We finally arrived at his home. The twenty minutes it took for us to weave through seemingly endless corners and turns had me concerned that Akhtar had lost his way. But he had not. Once we arrived at his door, he ran into a room at the back and disappeared. I did not see him again. I waited outside to see if anyone from his family would emerge, and after about five minutes, I saw his father comingout from the room at the back, has face covered with a look of great concern and fear. He stretched out his hand towards me, his eyes imploring to know what had happened to his child. Tell me that he will be ok. It was his first question. I slowly explained to him what had happened, and how it was not a serious injury, but that they must keep the bandages on him for at least a few days, and to keep them clean (and how was he going to achieve that here in this place? I remember thinking) His face carried his concern and I wanted to say more to allay his fears, but we were now surrounded by at least twenty children, and a handful of curious adults who had arrived at the door and I thought it best to leave. I repeated my instructions, told him not to worry and that his son was fine, and asked him to stop by the house the next day to pick up the things the child had left on the streets – the garbage collection bag. He smiled, and said there wasn’t anything valuable in that.

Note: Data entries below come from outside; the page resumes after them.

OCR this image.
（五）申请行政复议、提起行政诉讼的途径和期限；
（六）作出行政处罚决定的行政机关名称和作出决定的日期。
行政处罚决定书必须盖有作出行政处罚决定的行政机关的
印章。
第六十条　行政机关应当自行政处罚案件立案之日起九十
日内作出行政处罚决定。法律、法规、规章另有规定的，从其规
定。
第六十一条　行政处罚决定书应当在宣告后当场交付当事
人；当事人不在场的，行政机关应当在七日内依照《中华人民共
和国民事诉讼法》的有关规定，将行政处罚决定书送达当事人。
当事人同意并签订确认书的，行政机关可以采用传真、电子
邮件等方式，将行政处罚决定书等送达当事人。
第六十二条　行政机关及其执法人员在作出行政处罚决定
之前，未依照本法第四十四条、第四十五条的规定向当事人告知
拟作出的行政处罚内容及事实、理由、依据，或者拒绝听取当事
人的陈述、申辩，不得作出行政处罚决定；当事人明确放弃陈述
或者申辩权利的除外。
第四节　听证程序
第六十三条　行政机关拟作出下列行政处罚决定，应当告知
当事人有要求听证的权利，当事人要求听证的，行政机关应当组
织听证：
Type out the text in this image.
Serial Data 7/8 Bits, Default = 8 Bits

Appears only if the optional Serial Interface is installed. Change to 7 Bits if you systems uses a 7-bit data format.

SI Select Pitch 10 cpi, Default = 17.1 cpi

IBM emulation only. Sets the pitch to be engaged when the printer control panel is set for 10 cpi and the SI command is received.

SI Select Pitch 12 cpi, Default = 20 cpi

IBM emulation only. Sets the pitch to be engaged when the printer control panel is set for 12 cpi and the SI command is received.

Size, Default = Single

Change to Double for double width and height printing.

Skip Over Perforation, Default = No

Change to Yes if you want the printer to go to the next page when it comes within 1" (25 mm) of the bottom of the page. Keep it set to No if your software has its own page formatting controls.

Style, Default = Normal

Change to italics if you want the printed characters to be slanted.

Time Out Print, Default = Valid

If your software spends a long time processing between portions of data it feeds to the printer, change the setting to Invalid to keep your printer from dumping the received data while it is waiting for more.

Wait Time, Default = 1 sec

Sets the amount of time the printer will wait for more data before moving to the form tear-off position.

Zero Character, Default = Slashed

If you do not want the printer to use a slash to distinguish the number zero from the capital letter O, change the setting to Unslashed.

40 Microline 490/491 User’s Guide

I wanted to say more. I wanted to give him some money to buy his son some shoes. I wanted to suggest that we could wash his clothes at the house. I wanted to say that I could perhaps use some of my own money to pay for the child to go to school rather than trawl the streets looking for rubbish. I wanted to say a lot more, but the situation seemed wrong. Standing there in front of Akhtar’s father I realized that he was the patriarch of the family, the care taker of his children, and that I may have overstepped my place and could even be close to humiliating him in front of his neighbors. He shook my hand. My assurances seemed to have worked, but I do not know. Perhaps I just told that to myself. As I turned around and began walking back to my car I could not help but feel an incredible sense of failure. Perhaps even a sense of abandonment and irresponsibility. But perhaps I was simply avoiding accepting the fact that I had not done enough. But what would that have been, I was not sure. I just knew, and still feel, that I had not done enough.

I am glad that I met Akhtar.  I am glad that I felt all that I did – the anger at his condition, the shame of belonging to a society where a child is allowed to live as Akhtar does, the desire to scream at nothing in particular when I first saw him sitting there crying, alone as people simply walked by, the rather fatherly affection I felt for him as I watched him being attended to in the hospital, the guardianship I experienced accompanying him home to the safety of his family, and the respect and admiration I carry for this small child asked to brave a world he barely understands, and do it in conditions that are unworthy of a human being, and in a society that I feel has not earned the right to call itself that. I prayed for him later that night. It was the only thing I had the courage to ask for.